When the industry talks about IoT, it does seem like there is only a singular pattern that is applicable across all industries and consumer segments.  The reality is that there are multiple IoT patterns that need to be considered when devising solutions or creating value.  In fact, this may be one of the main problems why an effective value framework does not exist to date.  In this post, I will be discussing six main interaction patterns in IoT.  In my next post, I will discuss a few advanced interaction patterns as well.

At the essence, there are three main actors in a typical IoT interaction. They are:

  1. End user or customer
  2. Business or Organization
  3. Device/Sensor/Appliance (the thing in question)

Kees, Oberlander, Roglinger, Rosemann (2015) in their discussion paper at the European Conference on Information Systems present the interactions between these three actors that yield the following basic set of interaction patterns:

  1. Thing to Customer Interaction: In this pattern, the interaction is primarily between the device and the end customer. Little or no interaction exists between the device and the business organization. Examples of this pattern are fitness wearables (Microsoft Band, FitBit, etc.), remote control (remote enablement of automobiles, etc.).
  2. Thing to Business Interaction: In this pattern, the interaction and connectivity is between the device and the business organization.
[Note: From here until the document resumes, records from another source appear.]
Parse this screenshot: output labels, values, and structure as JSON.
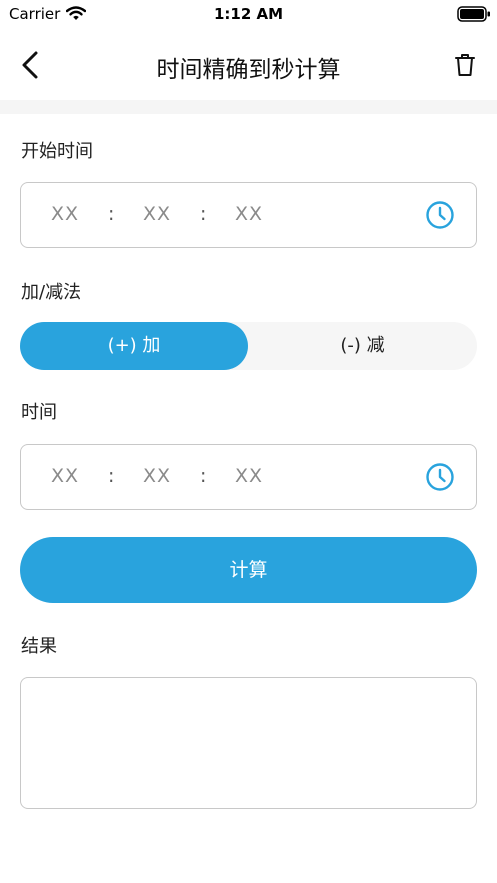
{
  "status_bar": {
    "carrier": "Carrier",
    "time": "1:12 AM"
  },
  "nav": {
    "title": "时间精确到秒计算"
  },
  "start_time": {
    "label": "开始时间",
    "hours": "XX",
    "minutes": "XX",
    "seconds": "XX",
    "separator": ":"
  },
  "operation": {
    "label": "加/减法",
    "options": [
      "(+) 加",
      "(-) 减"
    ],
    "selected": "(+) 加"
  },
  "duration": {
    "label": "时间",
    "hours": "XX",
    "minutes": "XX",
    "seconds": "XX",
    "separator": ":"
  },
  "calculate_button": "计算",
  "result": {
    "label": "结果",
    "value": ""
  },
  "colors": {
    "accent": "#29a3dd",
    "border": "#c8c8c8",
    "band": "#f5f5f5"
  }
}
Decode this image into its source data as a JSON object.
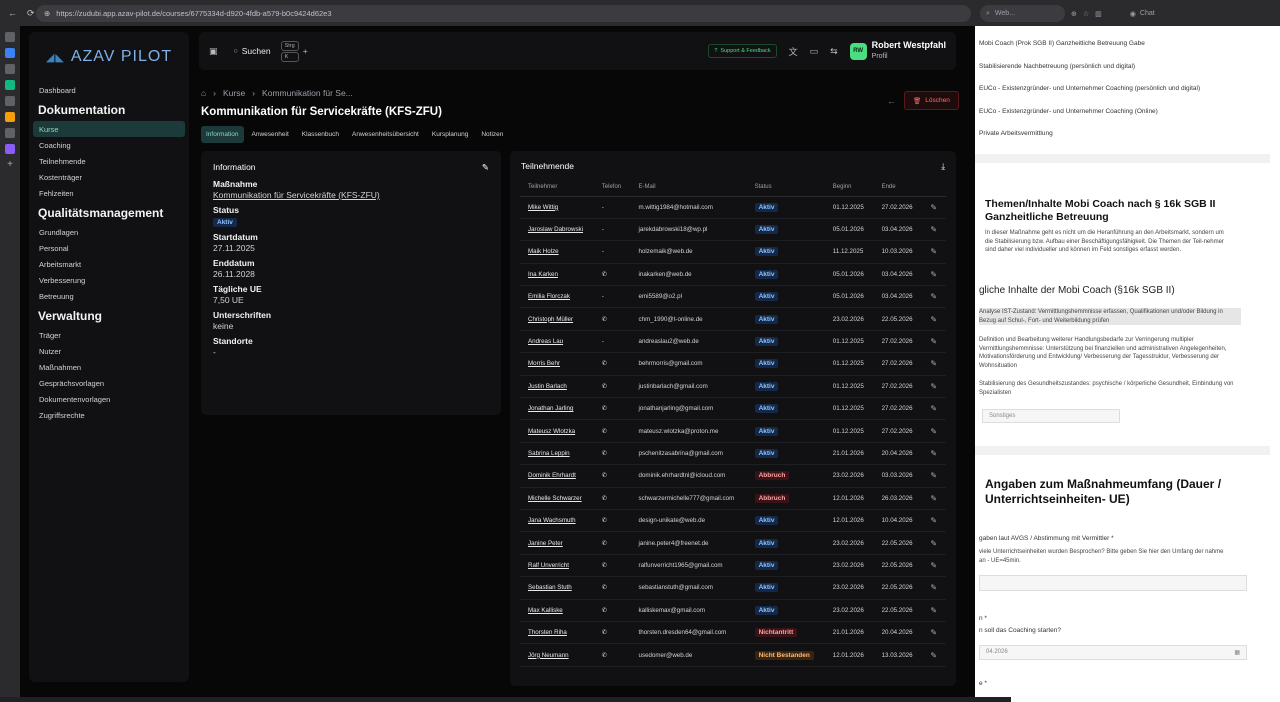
{
  "browser": {
    "url": "https://zudubi.app.azav-pilot.de/courses/6775334d-d920-4fdb-a579-b0c9424d62e3",
    "side_search": "Web...",
    "chat_label": "Chat"
  },
  "sidebar": {
    "logo": "AZAV PILOT",
    "top": "Dashboard",
    "sections": [
      {
        "heading": "Dokumentation",
        "items": [
          "Kurse",
          "Coaching",
          "Teilnehmende",
          "Kostenträger",
          "Fehlzeiten"
        ]
      },
      {
        "heading": "Qualitätsmanagement",
        "items": [
          "Grundlagen",
          "Personal",
          "Arbeitsmarkt",
          "Verbesserung",
          "Betreuung"
        ]
      },
      {
        "heading": "Verwaltung",
        "items": [
          "Träger",
          "Nutzer",
          "Maßnahmen",
          "Gesprächsvorlagen",
          "Dokumentenvorlagen",
          "Zugriffsrechte"
        ]
      }
    ]
  },
  "topbar": {
    "search": "Suchen",
    "kbd1": "Strg",
    "kbd2": "K",
    "plus": "+",
    "support": "Support & Feedback",
    "avatar": "RW",
    "user": "Robert Westpfahl",
    "profile": "Profil"
  },
  "breadcrumb": {
    "item1": "Kurse",
    "item2": "Kommunikation für Se..."
  },
  "page": {
    "title": "Kommunikation für Servicekräfte (KFS-ZFU)",
    "delete": "Löschen"
  },
  "tabs": [
    "Information",
    "Anwesenheit",
    "Klassenbuch",
    "Anwesenheitsübersicht",
    "Kursplanung",
    "Notizen"
  ],
  "info": {
    "heading": "Information",
    "massnahme_label": "Maßnahme",
    "massnahme": "Kommunikation für Servicekräfte (KFS-ZFU)",
    "status_label": "Status",
    "status": "Aktiv",
    "start_label": "Startdatum",
    "start": "27.11.2025",
    "end_label": "Enddatum",
    "end": "26.11.2028",
    "ue_label": "Tägliche UE",
    "ue": "7,50 UE",
    "sig_label": "Unterschriften",
    "sig": "keine",
    "loc_label": "Standorte",
    "loc": "-"
  },
  "participants": {
    "heading": "Teilnehmende",
    "columns": [
      "Teilnehmer",
      "Telefon",
      "E-Mail",
      "Status",
      "Beginn",
      "Ende"
    ],
    "rows": [
      {
        "name": "Mike Wittig",
        "phone": "-",
        "email": "m.wittig1984@hotmail.com",
        "status": "Aktiv",
        "s": "aktiv",
        "begin": "01.12.2025",
        "end": "27.02.2026"
      },
      {
        "name": "Jaroslaw Dabrowski",
        "phone": "-",
        "email": "jarekdabrowski18@wp.pl",
        "status": "Aktiv",
        "s": "aktiv",
        "begin": "05.01.2026",
        "end": "03.04.2026"
      },
      {
        "name": "Maik Holze",
        "phone": "-",
        "email": "holzemaik@web.de",
        "status": "Aktiv",
        "s": "aktiv",
        "begin": "11.12.2025",
        "end": "10.03.2026"
      },
      {
        "name": "Ina Karken",
        "phone": "✆",
        "email": "inakarken@web.de",
        "status": "Aktiv",
        "s": "aktiv",
        "begin": "05.01.2026",
        "end": "03.04.2026"
      },
      {
        "name": "Emilia Florczak",
        "phone": "-",
        "email": "emi5589@o2.pl",
        "status": "Aktiv",
        "s": "aktiv",
        "begin": "05.01.2026",
        "end": "03.04.2026"
      },
      {
        "name": "Christoph Müller",
        "phone": "✆",
        "email": "chm_1990@t-online.de",
        "status": "Aktiv",
        "s": "aktiv",
        "begin": "23.02.2026",
        "end": "22.05.2026"
      },
      {
        "name": "Andreas Lau",
        "phone": "-",
        "email": "andreaslau2@web.de",
        "status": "Aktiv",
        "s": "aktiv",
        "begin": "01.12.2025",
        "end": "27.02.2026"
      },
      {
        "name": "Morris Behr",
        "phone": "✆",
        "email": "behrmorris@gmail.com",
        "status": "Aktiv",
        "s": "aktiv",
        "begin": "01.12.2025",
        "end": "27.02.2026"
      },
      {
        "name": "Justin Barlach",
        "phone": "✆",
        "email": "justinbarlach@gmail.com",
        "status": "Aktiv",
        "s": "aktiv",
        "begin": "01.12.2025",
        "end": "27.02.2026"
      },
      {
        "name": "Jonathan Jarling",
        "phone": "✆",
        "email": "jonathanjarling@gmail.com",
        "status": "Aktiv",
        "s": "aktiv",
        "begin": "01.12.2025",
        "end": "27.02.2026"
      },
      {
        "name": "Mateusz Wlotzka",
        "phone": "✆",
        "email": "mateusz.wlotzka@proton.me",
        "status": "Aktiv",
        "s": "aktiv",
        "begin": "01.12.2025",
        "end": "27.02.2026"
      },
      {
        "name": "Sabrina Leppin",
        "phone": "✆",
        "email": "pschenitzasabrina@gmail.com",
        "status": "Aktiv",
        "s": "aktiv",
        "begin": "21.01.2026",
        "end": "20.04.2026"
      },
      {
        "name": "Dominik Ehrhardt",
        "phone": "✆",
        "email": "dominik.ehrhardtnl@icloud.com",
        "status": "Abbruch",
        "s": "abbruch",
        "begin": "23.02.2026",
        "end": "03.03.2026"
      },
      {
        "name": "Michelle Schwarzer",
        "phone": "✆",
        "email": "schwarzermichelle777@gmail.com",
        "status": "Abbruch",
        "s": "abbruch",
        "begin": "12.01.2026",
        "end": "26.03.2026"
      },
      {
        "name": "Jana Wachsmuth",
        "phone": "✆",
        "email": "design-unikate@web.de",
        "status": "Aktiv",
        "s": "aktiv",
        "begin": "12.01.2026",
        "end": "10.04.2026"
      },
      {
        "name": "Janine Peter",
        "phone": "✆",
        "email": "janine.peter4@freenet.de",
        "status": "Aktiv",
        "s": "aktiv",
        "begin": "23.02.2026",
        "end": "22.05.2026"
      },
      {
        "name": "Ralf Unverricht",
        "phone": "✆",
        "email": "ralfunverricht1965@gmail.com",
        "status": "Aktiv",
        "s": "aktiv",
        "begin": "23.02.2026",
        "end": "22.05.2026"
      },
      {
        "name": "Sebastian Stuth",
        "phone": "✆",
        "email": "sebastianstuth@gmail.com",
        "status": "Aktiv",
        "s": "aktiv",
        "begin": "23.02.2026",
        "end": "22.05.2026"
      },
      {
        "name": "Max Kalliske",
        "phone": "✆",
        "email": "kalliskemax@gmail.com",
        "status": "Aktiv",
        "s": "aktiv",
        "begin": "23.02.2026",
        "end": "22.05.2026"
      },
      {
        "name": "Thorsten Riha",
        "phone": "✆",
        "email": "thorsten.dresden64@gmail.com",
        "status": "Nichtantritt",
        "s": "nicht",
        "begin": "21.01.2026",
        "end": "20.04.2026"
      },
      {
        "name": "Jörg Neumann",
        "phone": "✆",
        "email": "usedomer@web.de",
        "status": "Nicht Bestanden",
        "s": "nb",
        "begin": "12.01.2026",
        "end": "13.03.2026"
      }
    ]
  },
  "rightpanel": {
    "l1": "Mobi Coach (Prok SGB II) Ganzheitliche Betreuung Gabe",
    "l2": "Stabilisierende Nachbetreuung (persönlich und digital)",
    "l3": "EUCo - Existenzgründer- und Unternehmer Coaching (persönlich und digital)",
    "l4": "EUCo - Existenzgründer- und Unternehmer Coaching (Online)",
    "l5": "Private Arbeitsvermittlung",
    "h1": "Themen/Inhalte Mobi Coach nach § 16k SGB II Ganzheitliche Betreuung",
    "p1": "In dieser Maßnahme geht es nicht um die Heranführung an den Arbeitsmarkt, sondern um die Stabilisierung bzw. Aufbau einer Beschäftigungsfähigkeit. Die Themen der Teil-nehmer sind daher viel individueller und können im Feld sonstiges erfasst werden.",
    "sub1": "gliche Inhalte der Mobi Coach (§16k SGB II)",
    "b1": "Analyse IST-Zustand: Vermittlungshemmnisse erfassen, Qualifikationen und/oder Bildung in Bezug auf Schul-, Fort- und Weiterbildung prüfen",
    "b2": "Definition und Bearbeitung weiterer Handlungsbedarfe zur Verringerung multipler Vermittlungshemmnisse: Unterstützung bei finanziellen und administrativen Angelegenheiten, Motivationsförderung und Entwicklung/ Verbesserung der Tagesstruktur, Verbesserung der Wohnsituation",
    "b3": "Stabilisierung des Gesundheitszustandes: psychische / körperliche Gesundheit, Einbindung von Spezialisten",
    "sonstiges": "Sonstiges",
    "h2": "Angaben zum Maßnahmeumfang (Dauer / Unterrichtseinheiten- UE)",
    "q1": "gaben laut AVGS / Abstimmung mit Vermittler  *",
    "q1d": "viele Unterrichtseinheiten wurden Besprochen? Bitte geben Sie hier den Umfang der nahme an - UE=45min.",
    "q2": "n *",
    "q2d": "n soll das Coaching starten?",
    "date": "04.2026",
    "q3": "e *"
  }
}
Many times, the end user of the device is probably not aware (or does not care) of all the interactions taking place. Examples are firmware updates of internet provider modems, routers, etc. Another example is a home where a connected refrigerator may be transmitting water filter usage information to the manufacturer.
  3. Customer Centric Interaction: The customer is the key focal point in this interaction model. Both the device and the business communicate through the customer. If the customer chooses to enable connectivity between the other actors, then there is no data exchange. For example, smart operation of lights in a home can only be done by the manufacturer of the device with active cooperation by the customer. Another example is remote entry into a house; unless the customer explicitly authorizes each entry, the security device cannot be unlocked by the company.
  4. Business Centric Interaction: The business is the key focus in this interaction pattern. The usage of this pattern usually implies that some sort of smart learnings are being applied in the operation of the device. Without the business getting involved in the middle and storing/analyzing the data, no smart learnings can be gleaned. A common usage is the drive monitoring OBD (On Board Device) supplied by insurance companies to ostensibly provide cost effective premiums. “Snapshot” OBD provided by Progressive Insurance is a good example. Another example for this pattern is NEST, the machine learning digital thermostat that monitors temperature conditions to optimize heating/cooling in the house.
  5. Thing Centric Interaction: This interaction pattern is probably the least used in monetization models. Most usage scenarios for this pattern reflect emergency situations where the action based on device feedback needs to happen imminently. Consider the case of a sensor that detects abnormal radioactive levels in a nuclear power plant. Obviously taking into account the probability of a false alarm, algorithms are built by the organization that automatically activate safety procedures without waiting for customer intervention. Another example is that of a health bracelet that, upon detecting low pulse rate of the wearer, automatically alerts emergency response team.
  6. Full Actor Interaction: The final pattern is that where all the actors (customers, businesses and devices) interact with each other actively. Consider the following situation: A driver allows her location information and current fuel level of her car to be continuously monitored and shared to the business. In addition, the driver has also enabled her calendar information to be shared with the business. The fuel gauge device automatically triggers an event when it detects low fuel levels. Based on this information (and perhaps time of day), the business can recommend various refueling options. Incorporating the calendar information, fuel levels, traffic conditions and time of day, the organization can recommend a course of events where the driver can refuel, eat lunch and then proceed to her destination in the most efficient way possible.